If researchers in Siena, Italy, are right, measurement of Inhibin, a hormone molecule produced by the ovary, could be an effective ovarian cancer screening test.
In a study published this month in The Journal of Clinical Endocrinology and Metabolism, the researchers measured total Inhibin levels using an Elisa-based assay, comparing results in women with ovarian cancers to those of normals and those with benign ovarian tumors and other cancers. Total Inhibin levels were highly sensitive and specific in detecting ovarian cancers. When combined with Ca125 levels, the results were superior to either test alone. (See graph above).

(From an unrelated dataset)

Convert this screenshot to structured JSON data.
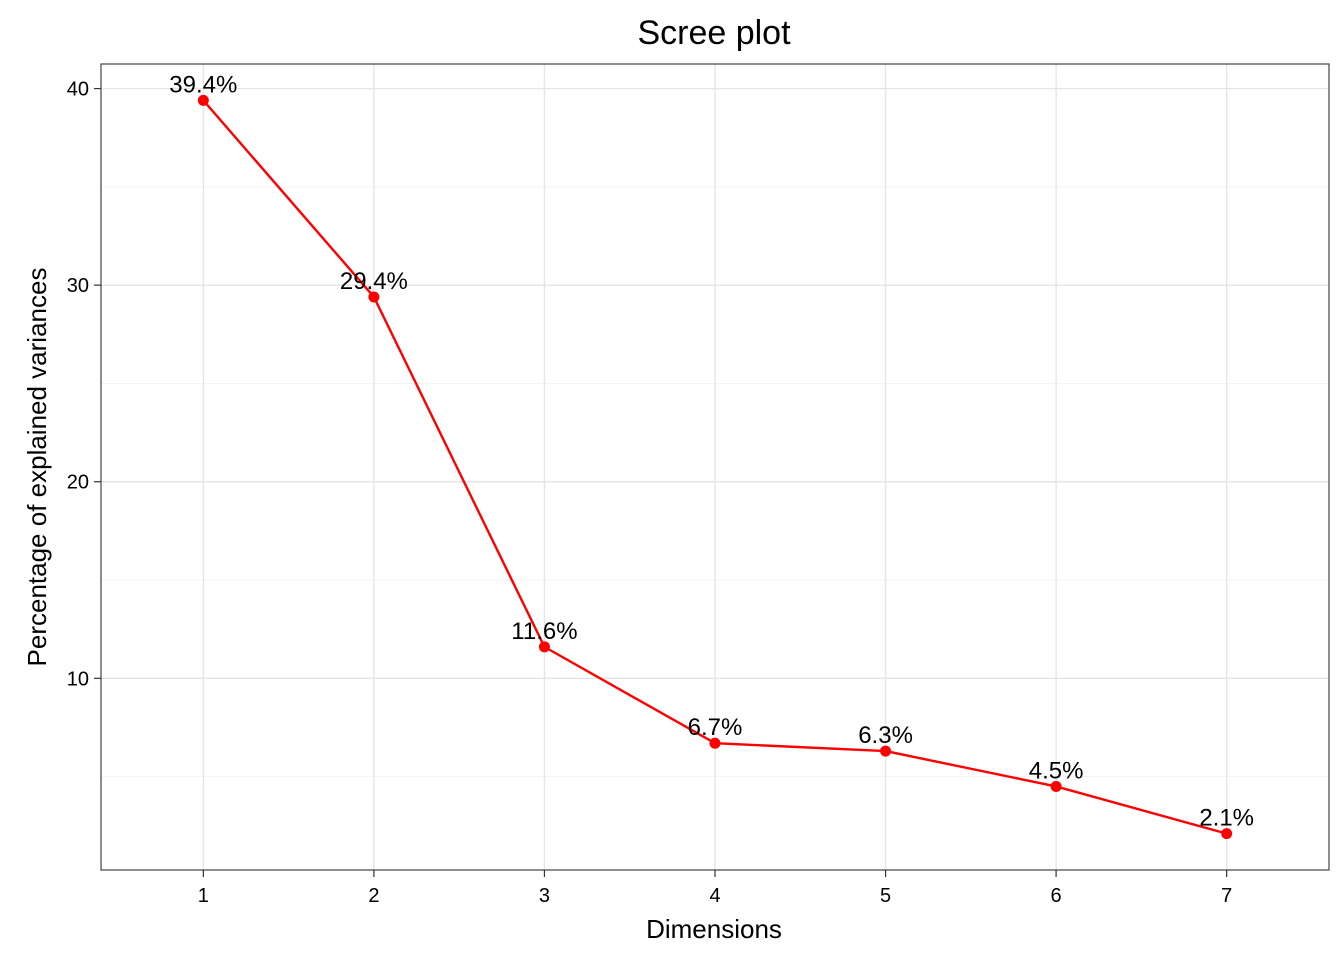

The percentage of cancers detected at 95% specificity varied according to the histological subtype but was always improved by the combination of total inhibin and CA-125. In detail, the detection rate of all tumors raised from 84–87% with single markers to 99% with combined markers (P < .05). The addition of total inhibin increased the CA-125 detection rate for mucinous tumors from 14 of 17 (82%) to 17 of 17 cases (100%) without loosing specificity (95%). Remarkably, the detection rate of clear cell adenocarcinomas increased from 59–68% with single markers to 96% with combined markers (P < .05)
The next step is a large multicenter trial.
Inhibin has been on the radar as a potential ovarian cancer marker for some years now. The problem has been that there are various Inhibin molecules, and the different kinds of ovarian cancers make one or more of these in any combination. Most Inhibin assays are specific to one or more of the subtypes, which limits them in detecting all ovarian cancers. It seems that the total Inhibin assay used in this study may have worked so well because of its lack of specificity, making it more useful as a screening test.
What I found most exciting is that the inhibin assay used is one that is already commercially available, meaning that, if these results hold true, then we won’t have to wait very long to implement screening.